The last photo above is the result of running the Gene on a styrofoam sheet. We have never quite encountered anything like this in all the years of running motherboards on styrofoam inserts, but boy did we get a little heat on the underside of the Rampage II Gene. Apparently the MOSFETs on the back side of the motherboard get hot enough to melt plastic and gave us a fresh protective plastic layer over this area. The white styrofoam insert was heavily melted and browned in this entire area. I guess it is time to get a couple more bench tables because this is definitely not something we will want to duplicate. So for those running the Gene on an open bench setup, make sure you have some room for airflow on the back of the board as it gets toasty.

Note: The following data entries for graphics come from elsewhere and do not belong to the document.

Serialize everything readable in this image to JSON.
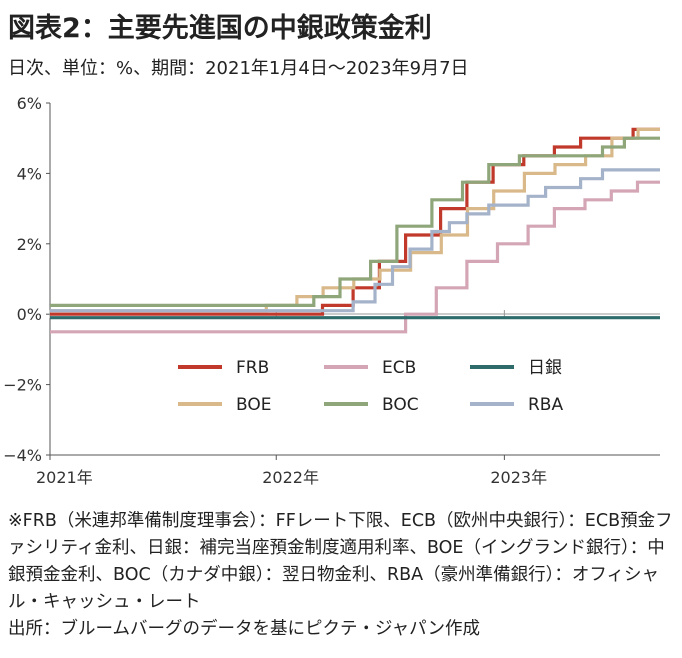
{
  "header": {
    "title": "図表2：主要先進国の中銀政策金利",
    "subtitle": "日次、単位：%、期間：2021年1月4日～2023年9月7日"
  },
  "chart_data": {
    "type": "line",
    "x_range": [
      "2021-01-04",
      "2023-09-07"
    ],
    "ylim": [
      -4,
      6
    ],
    "y_ticks": [
      "6%",
      "4%",
      "2%",
      "0%",
      "−2%",
      "−4%"
    ],
    "x_ticks": [
      "2021年",
      "2022年",
      "2023年"
    ],
    "grid": false,
    "legend_position": "center",
    "series": [
      {
        "name": "FRB",
        "color": "#c0392b",
        "points": [
          [
            "2021-01-04",
            0.0
          ],
          [
            "2022-03-16",
            0.25
          ],
          [
            "2022-05-04",
            0.75
          ],
          [
            "2022-06-15",
            1.5
          ],
          [
            "2022-07-27",
            2.25
          ],
          [
            "2022-09-21",
            3.0
          ],
          [
            "2022-11-02",
            3.75
          ],
          [
            "2022-12-14",
            4.25
          ],
          [
            "2023-02-01",
            4.5
          ],
          [
            "2023-03-22",
            4.75
          ],
          [
            "2023-05-03",
            5.0
          ],
          [
            "2023-07-26",
            5.25
          ],
          [
            "2023-09-07",
            5.25
          ]
        ]
      },
      {
        "name": "ECB",
        "color": "#d4a5b5",
        "points": [
          [
            "2021-01-04",
            -0.5
          ],
          [
            "2022-07-27",
            0.0
          ],
          [
            "2022-09-14",
            0.75
          ],
          [
            "2022-11-02",
            1.5
          ],
          [
            "2022-12-21",
            2.0
          ],
          [
            "2023-02-08",
            2.5
          ],
          [
            "2023-03-22",
            3.0
          ],
          [
            "2023-05-10",
            3.25
          ],
          [
            "2023-06-21",
            3.5
          ],
          [
            "2023-08-02",
            3.75
          ],
          [
            "2023-09-07",
            3.75
          ]
        ]
      },
      {
        "name": "日銀",
        "color": "#2e6b6b",
        "points": [
          [
            "2021-01-04",
            -0.1
          ],
          [
            "2023-09-07",
            -0.1
          ]
        ]
      },
      {
        "name": "BOE",
        "color": "#d9b98a",
        "points": [
          [
            "2021-01-04",
            0.1
          ],
          [
            "2021-12-16",
            0.25
          ],
          [
            "2022-02-03",
            0.5
          ],
          [
            "2022-03-17",
            0.75
          ],
          [
            "2022-05-05",
            1.0
          ],
          [
            "2022-06-16",
            1.25
          ],
          [
            "2022-08-04",
            1.75
          ],
          [
            "2022-09-22",
            2.25
          ],
          [
            "2022-11-03",
            3.0
          ],
          [
            "2022-12-15",
            3.5
          ],
          [
            "2023-02-02",
            4.0
          ],
          [
            "2023-03-23",
            4.25
          ],
          [
            "2023-05-11",
            4.5
          ],
          [
            "2023-06-22",
            5.0
          ],
          [
            "2023-08-03",
            5.25
          ],
          [
            "2023-09-07",
            5.25
          ]
        ]
      },
      {
        "name": "BOC",
        "color": "#8fa67a",
        "points": [
          [
            "2021-01-04",
            0.25
          ],
          [
            "2022-03-02",
            0.5
          ],
          [
            "2022-04-13",
            1.0
          ],
          [
            "2022-06-01",
            1.5
          ],
          [
            "2022-07-13",
            2.5
          ],
          [
            "2022-09-07",
            3.25
          ],
          [
            "2022-10-26",
            3.75
          ],
          [
            "2022-12-07",
            4.25
          ],
          [
            "2023-01-25",
            4.5
          ],
          [
            "2023-06-07",
            4.75
          ],
          [
            "2023-07-12",
            5.0
          ],
          [
            "2023-09-07",
            5.0
          ]
        ]
      },
      {
        "name": "RBA",
        "color": "#a4b3c9",
        "points": [
          [
            "2021-01-04",
            0.1
          ],
          [
            "2022-05-04",
            0.35
          ],
          [
            "2022-06-08",
            0.85
          ],
          [
            "2022-07-06",
            1.35
          ],
          [
            "2022-08-03",
            1.85
          ],
          [
            "2022-09-07",
            2.35
          ],
          [
            "2022-10-05",
            2.6
          ],
          [
            "2022-11-02",
            2.85
          ],
          [
            "2022-12-07",
            3.1
          ],
          [
            "2023-02-08",
            3.35
          ],
          [
            "2023-03-08",
            3.6
          ],
          [
            "2023-05-03",
            3.85
          ],
          [
            "2023-06-07",
            4.1
          ],
          [
            "2023-09-07",
            4.1
          ]
        ]
      }
    ]
  },
  "notes": {
    "line1": "※FRB（米連邦準備制度理事会）：FFレート下限、ECB（欧州中央銀行）：ECB預金ファシリティ金利、日銀：補完当座預金制度適用利率、BOE（イングランド銀行）：中銀預金金利、BOC（カナダ中銀）：翌日物金利、RBA（豪州準備銀行）：オフィシャル・キャッシュ・レート",
    "line2": "出所：ブルームバーグのデータを基にピクテ・ジャパン作成"
  }
}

The first photo above is of the setup with three fans, and the second photo on the right is the setup with a single 120mm fan pushing air through the TRUE CU. We won't be able to monitor the PWM temperatures as ASUS doesn't have that temperature reporting to the BIOS, but the north bridge does and that is what we are most interested in. It should also be interesting to see how the south bridge reacts with no fan support since it is not connected to the north bridge, unlike many other motherboard heat sink designs.

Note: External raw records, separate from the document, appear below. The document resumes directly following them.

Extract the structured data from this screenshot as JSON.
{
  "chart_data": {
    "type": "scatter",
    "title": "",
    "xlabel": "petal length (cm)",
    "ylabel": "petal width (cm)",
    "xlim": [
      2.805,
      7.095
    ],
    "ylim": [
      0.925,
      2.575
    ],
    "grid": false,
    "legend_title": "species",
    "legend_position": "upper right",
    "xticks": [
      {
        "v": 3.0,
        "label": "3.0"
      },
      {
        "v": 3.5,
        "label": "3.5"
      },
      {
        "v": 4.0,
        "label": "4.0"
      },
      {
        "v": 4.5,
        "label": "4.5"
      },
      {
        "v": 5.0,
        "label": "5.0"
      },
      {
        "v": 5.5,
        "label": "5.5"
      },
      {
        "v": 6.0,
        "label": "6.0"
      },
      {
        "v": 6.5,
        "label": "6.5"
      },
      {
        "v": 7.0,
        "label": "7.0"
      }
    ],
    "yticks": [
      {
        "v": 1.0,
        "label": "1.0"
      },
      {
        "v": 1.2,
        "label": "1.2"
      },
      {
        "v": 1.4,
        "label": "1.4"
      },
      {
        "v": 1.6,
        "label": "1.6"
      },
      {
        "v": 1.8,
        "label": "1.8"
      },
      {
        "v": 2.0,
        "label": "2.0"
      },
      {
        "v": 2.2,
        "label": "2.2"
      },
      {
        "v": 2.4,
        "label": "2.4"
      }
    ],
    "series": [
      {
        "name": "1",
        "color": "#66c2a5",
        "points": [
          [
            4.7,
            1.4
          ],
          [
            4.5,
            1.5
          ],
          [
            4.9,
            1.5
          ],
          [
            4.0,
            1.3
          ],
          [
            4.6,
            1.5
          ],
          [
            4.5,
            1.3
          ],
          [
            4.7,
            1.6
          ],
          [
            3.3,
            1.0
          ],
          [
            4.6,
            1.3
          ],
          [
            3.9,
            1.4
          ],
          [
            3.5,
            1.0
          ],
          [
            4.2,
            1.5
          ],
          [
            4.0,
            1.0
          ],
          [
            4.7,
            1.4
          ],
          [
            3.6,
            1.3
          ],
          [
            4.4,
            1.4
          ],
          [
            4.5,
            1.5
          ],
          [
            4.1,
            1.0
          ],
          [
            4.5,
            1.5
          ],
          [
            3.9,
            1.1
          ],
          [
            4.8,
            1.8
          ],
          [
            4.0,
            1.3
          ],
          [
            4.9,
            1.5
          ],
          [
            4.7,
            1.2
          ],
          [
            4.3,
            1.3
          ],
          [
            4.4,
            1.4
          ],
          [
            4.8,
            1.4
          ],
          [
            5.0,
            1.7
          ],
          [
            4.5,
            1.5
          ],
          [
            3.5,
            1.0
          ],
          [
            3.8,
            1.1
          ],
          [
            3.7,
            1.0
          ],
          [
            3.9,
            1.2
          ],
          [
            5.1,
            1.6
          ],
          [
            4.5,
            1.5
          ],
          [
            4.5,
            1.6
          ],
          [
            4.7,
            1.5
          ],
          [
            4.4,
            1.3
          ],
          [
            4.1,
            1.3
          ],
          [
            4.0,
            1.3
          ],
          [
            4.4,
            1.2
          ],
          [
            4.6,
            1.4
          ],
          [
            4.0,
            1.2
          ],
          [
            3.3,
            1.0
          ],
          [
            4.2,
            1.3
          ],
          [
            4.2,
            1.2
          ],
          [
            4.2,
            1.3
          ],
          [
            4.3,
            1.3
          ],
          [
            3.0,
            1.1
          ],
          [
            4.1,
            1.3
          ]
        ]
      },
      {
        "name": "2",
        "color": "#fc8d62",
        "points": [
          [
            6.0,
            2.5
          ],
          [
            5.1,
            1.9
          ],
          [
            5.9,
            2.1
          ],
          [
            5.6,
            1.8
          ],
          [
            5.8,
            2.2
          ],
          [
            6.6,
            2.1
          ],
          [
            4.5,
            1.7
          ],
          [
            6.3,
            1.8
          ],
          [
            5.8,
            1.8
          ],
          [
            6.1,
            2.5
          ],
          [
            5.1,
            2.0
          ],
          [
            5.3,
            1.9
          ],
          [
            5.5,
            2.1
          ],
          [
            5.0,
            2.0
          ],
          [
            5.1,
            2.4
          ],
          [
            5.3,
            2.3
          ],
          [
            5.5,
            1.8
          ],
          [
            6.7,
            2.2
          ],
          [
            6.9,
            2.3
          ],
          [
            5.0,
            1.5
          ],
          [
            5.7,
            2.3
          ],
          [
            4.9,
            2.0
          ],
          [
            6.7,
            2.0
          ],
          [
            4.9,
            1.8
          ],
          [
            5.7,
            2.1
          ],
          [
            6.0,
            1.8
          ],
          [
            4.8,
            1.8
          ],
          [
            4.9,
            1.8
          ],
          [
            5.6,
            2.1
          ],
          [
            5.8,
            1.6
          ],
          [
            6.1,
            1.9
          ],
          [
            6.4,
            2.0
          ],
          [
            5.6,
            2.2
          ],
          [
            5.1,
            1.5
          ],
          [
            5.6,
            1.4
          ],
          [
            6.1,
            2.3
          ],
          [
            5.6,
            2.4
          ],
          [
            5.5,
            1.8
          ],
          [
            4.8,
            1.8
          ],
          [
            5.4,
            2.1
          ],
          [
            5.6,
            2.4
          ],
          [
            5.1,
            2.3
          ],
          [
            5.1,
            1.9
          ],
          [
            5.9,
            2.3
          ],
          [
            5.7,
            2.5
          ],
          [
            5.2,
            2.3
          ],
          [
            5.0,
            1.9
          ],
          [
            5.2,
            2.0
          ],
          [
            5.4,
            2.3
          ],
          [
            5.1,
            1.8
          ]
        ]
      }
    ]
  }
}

We will be using OCCT to load the system for 20 minutes which includes a minute of no load at the beginning and four minutes of idle at the end. This will let us see how quickly heat is dissipated in both setups. Let's look at the results of the north bridge temperatures first.

I think the chart is pretty telling in just how much additional airflow over the north bridge heat sink helps in cooling. With only a single fan pushing air through the TRUE, as may be the case in a normal setup, the NB climbs to over 70C at its peak and barely dissipates any of that heat after the system goes back to an idle state. With our three fan setup, the temperature barely moves and has a delta of about 5C with idle temperatures recovered within the four minute cool down period. This was completely expected, but the biggest item to note is the fact that the system had no problem running the full 20 minutes without the additional cooling. Our Classified testing of the same nature would not allow the system to run under load for more than 15 minutes. Obviously it wasn't the CPU getting too hot as we might have suspected and actually the NB or PWM causing the issues. The Gene seemed fine at these inflated temperatures, but we would still highly recommend some kind of air flow over the NB and PWM heat sinks.

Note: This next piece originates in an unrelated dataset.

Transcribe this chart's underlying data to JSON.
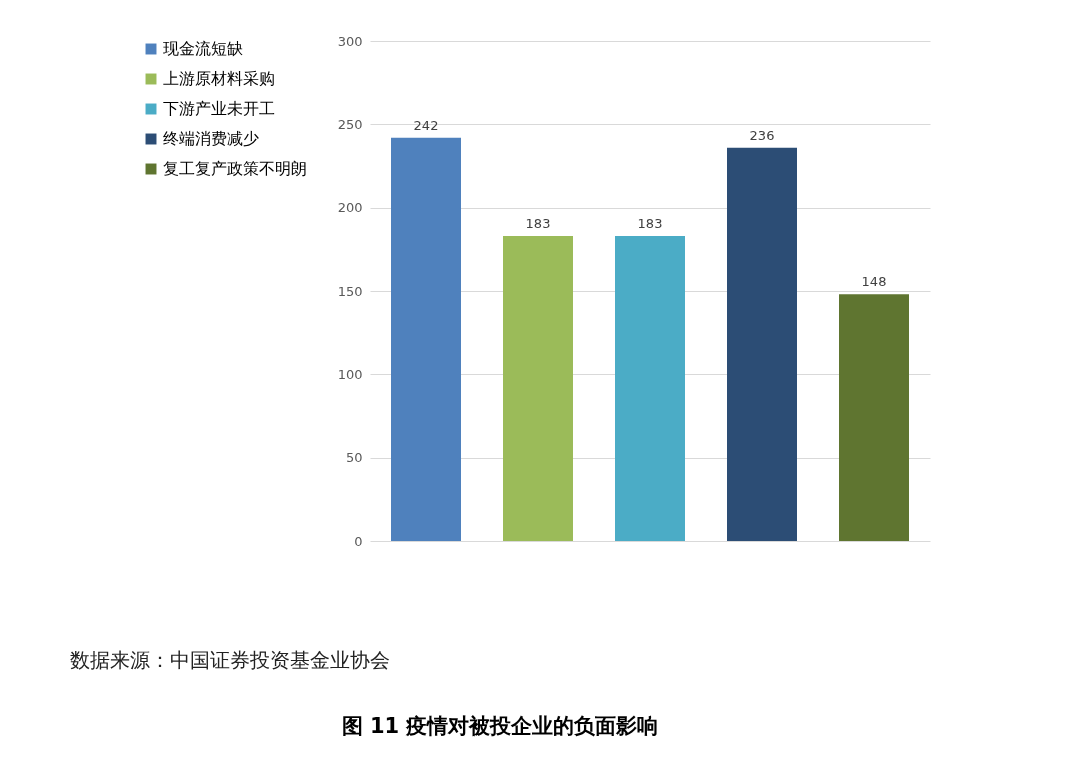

We thought we would also log the south bridge temperatures and we are sure glad we did. Despite the additional cooling not blowing directly on the south bridge, the temperature differences between the single and multiple fan setups was as dramatic as the north bridge. With our three fan setup, the south bridge didn't register a single temperature change. With only a single fan the temperature quickly gained 20C and did not recover at all during the closing idle state. These results almost indicate that the south bridge temperature sensor isn't in fact on the south bridge and just a surface mount sensor near the south bridge. It is hard to say either way so we poured a little bit of LN2 onto the SB heat sink and the temperature quickly dropped from 38C to 18C. At the same time, the LN2 simply ran off the heat sink and boiled off on the PCB around the south bridge so if the sensor is simply on the PCB it could have possibly been hit with LN2 as well. Either way, it just goes to show how much stagnant hot air accumulates on the motherboard without appropriate cooling.

Once again, the passive cooling on an X58 motherboard proves that it is really pushed to the limits without some form of active cooling. Without decent case airflow or fans mounted as we have, you can expect high NB, SB, and PWM temperatures from the Rampage II Gene...like every other X58 motherboard we have tested.